Thursday, August 6

This City Don’t Feel Mine

WITH A STRANGE otherworldly apathy, I pass through the streets and am not witnessed in my doing so, but taking the path I sing to myself and call upon memory. Squeezed between the fingers of Gresham St. and London Wall is a small churchyard, wherein the office-workers gather to flirt and eat their modest lunch. The grass spills out over the edges, the trimmed trees, the pond around the fountain has rainy pins & needles, while small fish perform punctuation marks for my pleasure as I course round their rim. St. Barts, crossing over many streets, stands up tall; I shy away from its entrance; memories lie within, ogres, fairy-tale.
O, linoleum floors, I would like to be upon you again! Never did I gratefully enjoy your slaps.
There are tourists about with maps in their hands, children lagging. Although I have never asked them, I do not believe that my parents were ever heartbroken, nor my brothers. The wind is still and the Atlantic closeness immerses the city streets. I suspect that they went from trivial relationships into each other’s arms at nineteen years of age and did not look back. Indeed they occasionally speak of past girlfriends and boyfriends, but only as though they are reminiscing a rainy day at the beach or a bitter cup of coffee. I eye the security guard then turn my eyes up to the concrete blocks of Barbican. I wish I had been as fortunate as my parents; turning nineteen I thought, with a great deal of envy, how they were together by then. All I want is love, for it not to flutter away on the wing and leave me be. Walking down the street all I want is love, as intensely as if it were my life’s sole purpose and without it my existence were insignificant. I am no longer sure whether I want love or I want her. Upon the fragile shrine of my emotional conscience she is love, surrounded by candles, cups of whiskey and a bowl of Skittles. My middle-brother, I suspect he knows nothing of heartbreak. He has yet to learn it. The two serious relationships he had prior to his current (and a child produced, the mother absolutely wonderful, and I like her enough to name it love) left no mark on him when they ended. Who will scratch my back now? he wondered. I envy him, too. My youngest brother, he is scared of love, unwilling to let it get close enough to eat the apple from his hand! His immaturity hindering him from letting a girl penetrate his being, so he stands upon the periphery, refusing to commit, scared to commit, trembling. I would like him to get stuck in, embrace the perfection of love – no matter how brief or damaging it is!

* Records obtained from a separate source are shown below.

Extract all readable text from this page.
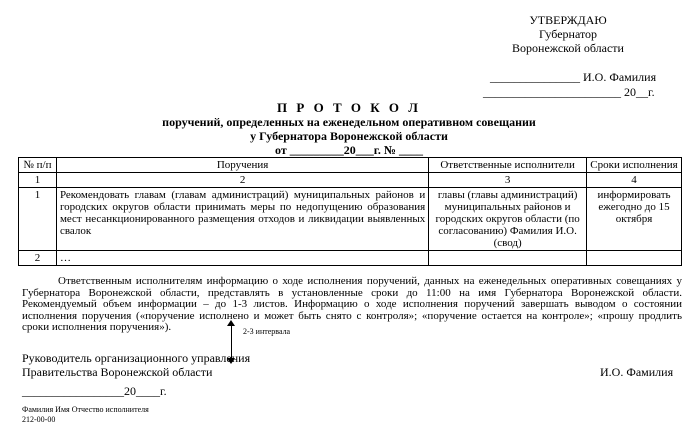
УТВЕРЖДАЮ
Губернатор
Воронежской области
_______________ И.О. Фамилия
_______________________ 20__г.
П Р О Т О К О Л
поручений, определенных на еженедельном оперативном совещании
у Губернатора Воронежской области
от _________20___г. № ____
№ п/п	Поручения	Ответственные исполнители	Сроки исполнения
1	2	3	4
1	Рекомендовать главам (главам администраций) муниципальных районов и городских округов области принимать меры по недопущению образования мест несанкционированного размещения отходов и ликвидации выявленных свалок	главы (главы администраций) муниципальных районов и городских округов области (по согласованию) Фамилия И.О. (свод)	информировать ежегодно до 15 октября
2	…		
Ответственным исполнителям информацию о ходе исполнения поручений, данных на еженедельных оперативных совещаниях у Губернатора Воронежской области, представлять в установленные сроки до 11:00 на имя Губернатора Воронежской области. Рекомендуемый объем информации – до 1-3 листов. Информацию о ходе исполнения поручений завершать выводом о состоянии исполнения поручения («поручение исполнено и может быть снято с контроля»; «поручение остается на контроле»; «прошу продлить сроки исполнения поручения»).	2-3 интервала
Руководитель организационного управления
Правительства Воронежской области	И.О. Фамилия
_________________20____г.
Фамилия Имя Отчество исполнителя
212-00-00
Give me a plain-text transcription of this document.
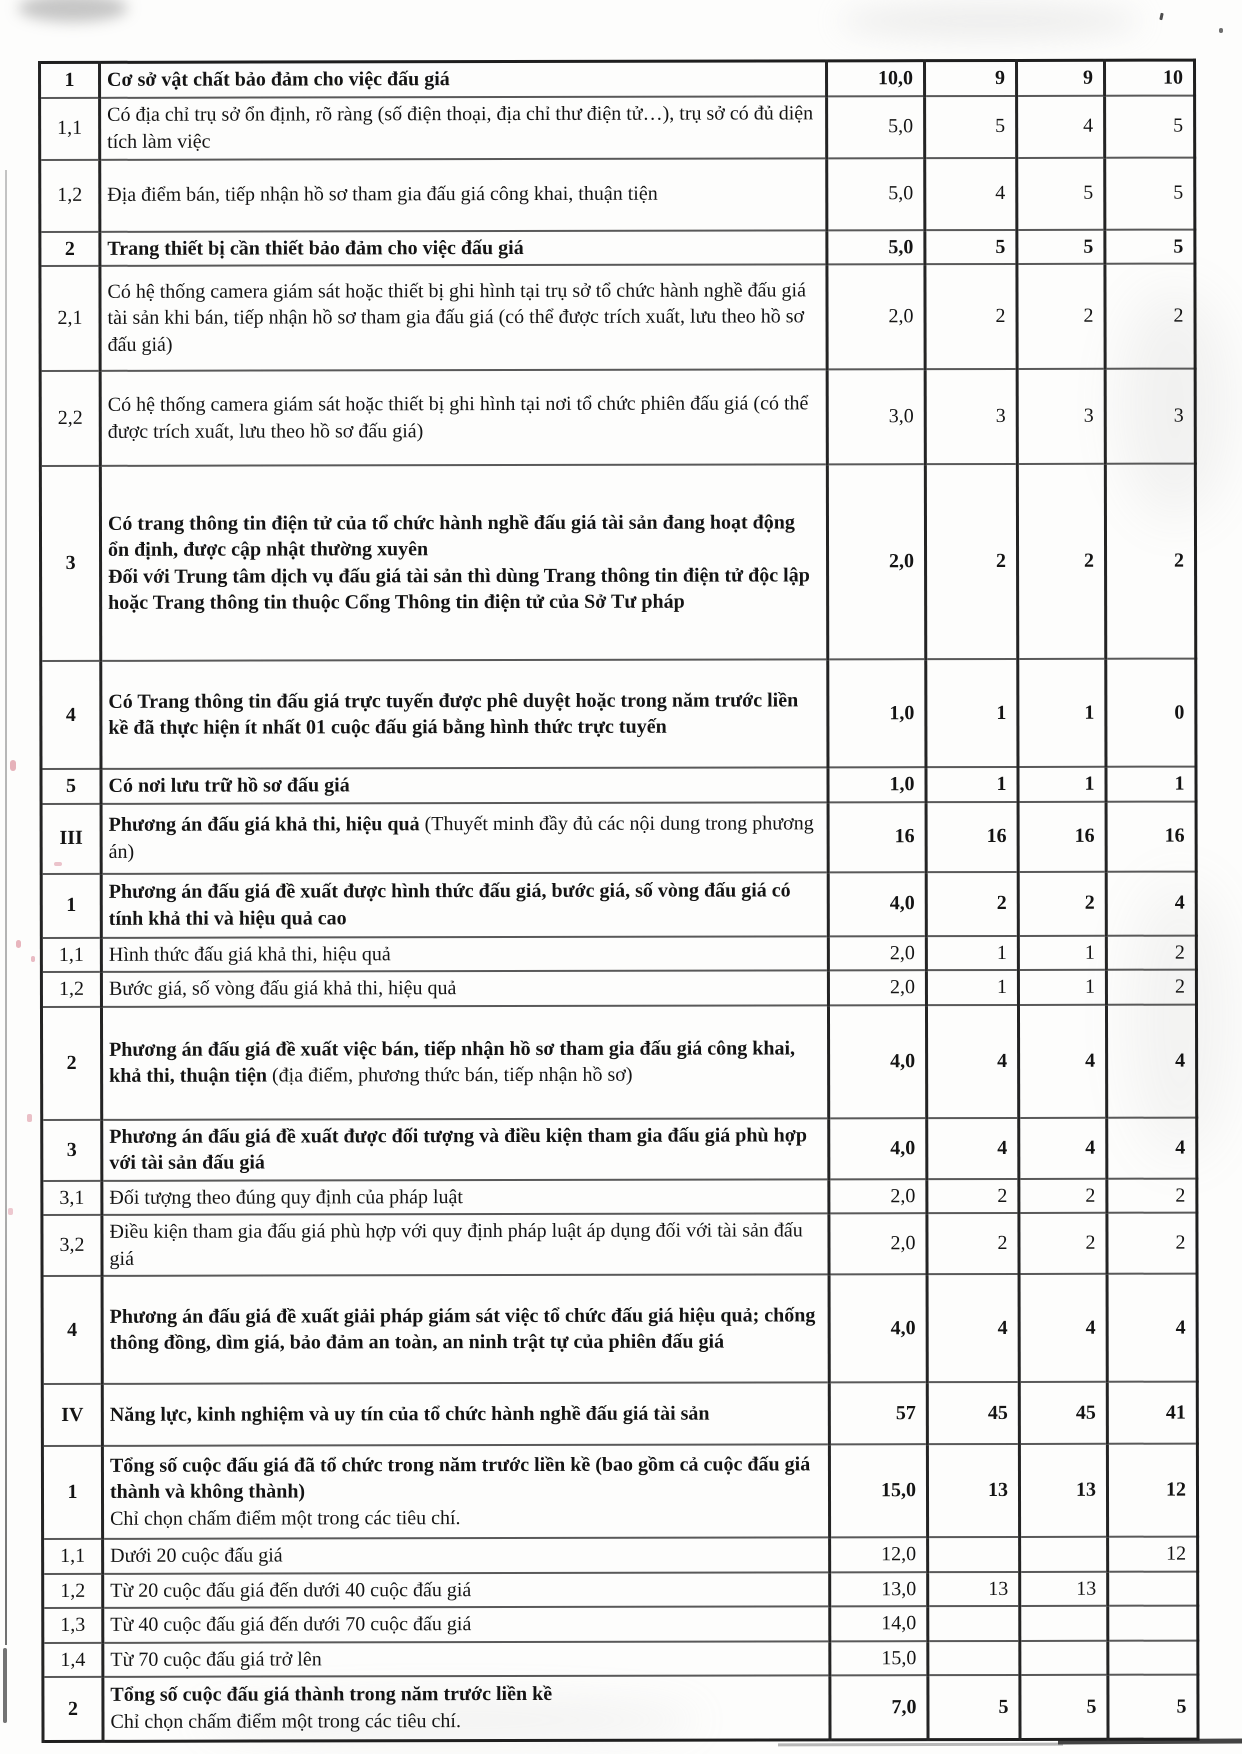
1	Cơ sở vật chất bảo đảm cho việc đấu giá	10,0	9	9	10
1,1	Có địa chỉ trụ sở ổn định, rõ ràng (số điện thoại, địa chỉ thư điện tử…), trụ sở có đủ diện tích làm việc	5,0	5	4	5
1,2	Địa điểm bán, tiếp nhận hồ sơ tham gia đấu giá công khai, thuận tiện	5,0	4	5	5
2	Trang thiết bị cần thiết bảo đảm cho việc đấu giá	5,0	5	5	5
2,1	Có hệ thống camera giám sát hoặc thiết bị ghi hình tại trụ sở tổ chức hành nghề đấu giá tài sản khi bán, tiếp nhận hồ sơ tham gia đấu giá (có thể được trích xuất, lưu theo hồ sơ đấu giá)	2,0	2	2	2
2,2	Có hệ thống camera giám sát hoặc thiết bị ghi hình tại nơi tổ chức phiên đấu giá (có thể được trích xuất, lưu theo hồ sơ đấu giá)	3,0	3	3	3
3	Có trang thông tin điện tử của tổ chức hành nghề đấu giá tài sản đang hoạt động ổn định, được cập nhật thường xuyên
Đối với Trung tâm dịch vụ đấu giá tài sản thì dùng Trang thông tin điện tử độc lập hoặc Trang thông tin thuộc Cổng Thông tin điện tử của Sở Tư pháp	2,0	2	2	2
4	Có Trang thông tin đấu giá trực tuyến được phê duyệt hoặc trong năm trước liền kề đã thực hiện ít nhất 01 cuộc đấu giá bằng hình thức trực tuyến	1,0	1	1	0
5	Có nơi lưu trữ hồ sơ đấu giá	1,0	1	1	1
III	Phương án đấu giá khả thi, hiệu quả (Thuyết minh đầy đủ các nội dung trong phương án)	16	16	16	16
1	Phương án đấu giá đề xuất được hình thức đấu giá, bước giá, số vòng đấu giá có tính khả thi và hiệu quả cao	4,0	2	2	4
1,1	Hình thức đấu giá khả thi, hiệu quả	2,0	1	1	2
1,2	Bước giá, số vòng đấu giá khả thi, hiệu quả	2,0	1	1	2
2	Phương án đấu giá đề xuất việc bán, tiếp nhận hồ sơ tham gia đấu giá công khai, khả thi, thuận tiện (địa điểm, phương thức bán, tiếp nhận hồ sơ)	4,0	4	4	4
3	Phương án đấu giá đề xuất được đối tượng và điều kiện tham gia đấu giá phù hợp với tài sản đấu giá	4,0	4	4	4
3,1	Đối tượng theo đúng quy định của pháp luật	2,0	2	2	2
3,2	Điều kiện tham gia đấu giá phù hợp với quy định pháp luật áp dụng đối với tài sản đấu giá	2,0	2	2	2
4	Phương án đấu giá đề xuất giải pháp giám sát việc tổ chức đấu giá hiệu quả; chống thông đồng, dìm giá, bảo đảm an toàn, an ninh trật tự của phiên đấu giá	4,0	4	4	4
IV	Năng lực, kinh nghiệm và uy tín của tổ chức hành nghề đấu giá tài sản	57	45	45	41
1	Tổng số cuộc đấu giá đã tổ chức trong năm trước liền kề (bao gồm cả cuộc đấu giá thành và không thành)
Chỉ chọn chấm điểm một trong các tiêu chí.	15,0	13	13	12
1,1	Dưới 20 cuộc đấu giá	12,0			12
1,2	Từ 20 cuộc đấu giá đến dưới 40 cuộc đấu giá	13,0	13	13	
1,3	Từ 40 cuộc đấu giá đến dưới 70 cuộc đấu giá	14,0			
1,4	Từ 70 cuộc đấu giá trở lên	15,0			
2	Tổng số cuộc đấu giá thành trong năm trước liền kề
Chỉ chọn chấm điểm một trong các tiêu chí.	7,0	5	5	5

I am envious of my family.
Walking down the street all I want is love.
Look how it has damaged me! I push myself up against the building. I put my fingers through my shirt! Look at this bastard, love! I should turn into a frog, I really should. I cannot keep listening to Be Quiet And Drive (Far Away) forever, although I might try. Love songs are one of the things I cling on to, speaking a language preciously wrapped up in the sentiment I keep close to my breast; you cannot see it, yet it is there, luminous and glad. She told me she could not listen to a particular song because it reminded her of H— & I, so I cry out—‘Every love song reminds me of you!’ An album I made to block out H— has lost its meaning; I have mangled it, changed it, added to it, now it is her & her only; I pace these pitiful streets calling out for her like a bird. Every song I ever heard is sung in the shade of her body, prettied out by her beauty, caressed by the wonder of her presence, and I am standing at the kerb, titling my head a little trying to look at her wrists, trying to comprehend why we can’t even be friends.
I am envious of my family. I see no way but down and these burning writings are nothing if not the swan song of someone who lost their darling.